The lofty plateau of Mexico in North America has, from the first, been celebrated for its rich silver mines, of which there have altogether existed no less than three thousand, but the larger number of these have long been unworked. The gold mines of California and of Australia are too well known to require mention; but we must not forget the rock oil, concealed for ages in the North American continent. Both the United States and Canada now yield an abundant supply.

The number of metals discovered beneath the surface, including the metallic basis of the earth and alkalies, amounts to forty-two, but metals, commonly so-called, number only twenty-nine. These are platinum, gold, tungsten, mercury, lead, palladium, silver, bismuth, uranium, vanadium, copper, cadmium, cobalt, arsenic, nickel, iron, molybdenum, tin, zinc, antimony, tellurium, manganese, tatiaum, chromium, columbium, rhodium, iridium, osmium, cerium. Many of these, however, are so rare, that as yet they are of no practical use. Gold has been known from the earliest ages, and is found in scales, threads, grains, and rolled masses, or nuggets, which latter have been discovered in California and Australia weighing from twenty to thirty pounds, but the largest of all met with was in Asia, on the southern side of the Urals.

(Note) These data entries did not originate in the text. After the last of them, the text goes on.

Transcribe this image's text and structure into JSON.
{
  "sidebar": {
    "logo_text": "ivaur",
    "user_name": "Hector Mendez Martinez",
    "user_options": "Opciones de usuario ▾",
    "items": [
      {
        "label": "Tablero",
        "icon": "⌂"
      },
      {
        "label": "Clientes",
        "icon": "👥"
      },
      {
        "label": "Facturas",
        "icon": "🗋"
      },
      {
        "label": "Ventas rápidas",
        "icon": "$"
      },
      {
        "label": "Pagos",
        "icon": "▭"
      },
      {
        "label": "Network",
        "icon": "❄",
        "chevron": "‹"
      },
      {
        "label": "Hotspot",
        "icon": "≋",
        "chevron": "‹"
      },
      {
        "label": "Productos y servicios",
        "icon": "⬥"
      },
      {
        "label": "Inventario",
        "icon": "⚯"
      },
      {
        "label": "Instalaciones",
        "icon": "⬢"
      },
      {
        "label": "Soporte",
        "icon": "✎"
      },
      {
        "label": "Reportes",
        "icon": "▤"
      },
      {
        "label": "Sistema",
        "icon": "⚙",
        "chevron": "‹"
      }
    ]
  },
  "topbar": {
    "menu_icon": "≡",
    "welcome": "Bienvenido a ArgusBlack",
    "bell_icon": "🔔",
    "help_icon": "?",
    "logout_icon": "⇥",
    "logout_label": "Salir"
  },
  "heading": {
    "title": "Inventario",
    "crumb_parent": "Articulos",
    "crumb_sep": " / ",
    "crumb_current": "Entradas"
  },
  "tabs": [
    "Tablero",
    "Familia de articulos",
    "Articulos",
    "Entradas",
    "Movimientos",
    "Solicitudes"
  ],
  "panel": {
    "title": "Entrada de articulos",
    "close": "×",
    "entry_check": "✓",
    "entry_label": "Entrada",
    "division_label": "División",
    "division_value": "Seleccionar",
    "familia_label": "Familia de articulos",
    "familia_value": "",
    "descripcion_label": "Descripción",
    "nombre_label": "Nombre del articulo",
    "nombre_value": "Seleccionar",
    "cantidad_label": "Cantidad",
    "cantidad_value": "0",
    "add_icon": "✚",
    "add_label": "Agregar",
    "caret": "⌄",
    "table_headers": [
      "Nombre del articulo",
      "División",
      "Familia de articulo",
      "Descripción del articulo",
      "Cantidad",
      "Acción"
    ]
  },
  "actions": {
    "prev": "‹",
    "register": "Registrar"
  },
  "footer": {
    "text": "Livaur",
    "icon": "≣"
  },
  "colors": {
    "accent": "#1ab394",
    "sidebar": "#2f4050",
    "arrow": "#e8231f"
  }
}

Large quantities of gold were discovered on a marshy plain which had been thoroughly turned over, when it was resolved to take down the buildings in which the gold was washed, and under the very corner of one of them a lump was found, weighing no less than ninety-six and a-half pounds troy, and valued at 4000 pounds. Gold has been found in Scotland, and in the county of Wicklow, Ireland, where about 10,000 pounds worth was picked up in the bed of a river by the inhabitants, before the Government became aware of its existence. Gold is so malleable that a single grain can be beaten out to form a gold leaf covering a surface of fifty-six square inches, and it is so ductile that the same quantity may be drawn into a wire 500 feet in length. Silver is found embedded in various rocks, where it occurs in veins, assuming arborescent or thread-like forms, and occasionally appearing in large masses. The largest mass found in Europe was brought from Kongsberg, in Norway, weighing upwards of 560 pounds, but another, won from the mines of Peru, was said to weigh 800 pounds. The celebrated mines of Potosi, 10,000 feet above the sea, were discovered in 1545 by an Indian who, when chasing a deer, laid hold of a shrub to assist in his ascent; it came up by the roots, to which he found attached a quantity of glittering particles, which he at once knew to be silver. Veins of silver have been discovered in England and Scotland, but generally mixed with lead.

Iron, the most useful of all metals, is found in large quantities in England, in many parts of Europe, and the United States. At one time Sussex was full of iron mines, the furnaces being fed with charcoal, until so extensive was the destruction of the woods and forests that the Government interfered, and placed restrictions on the consumption of the timber.

On the discovery of the present method of smelting with pit coal, the works, which at one time numbered 140 in Sussex alone, were abandoned, and hop-fields now cover the ground where furnaces once blazed.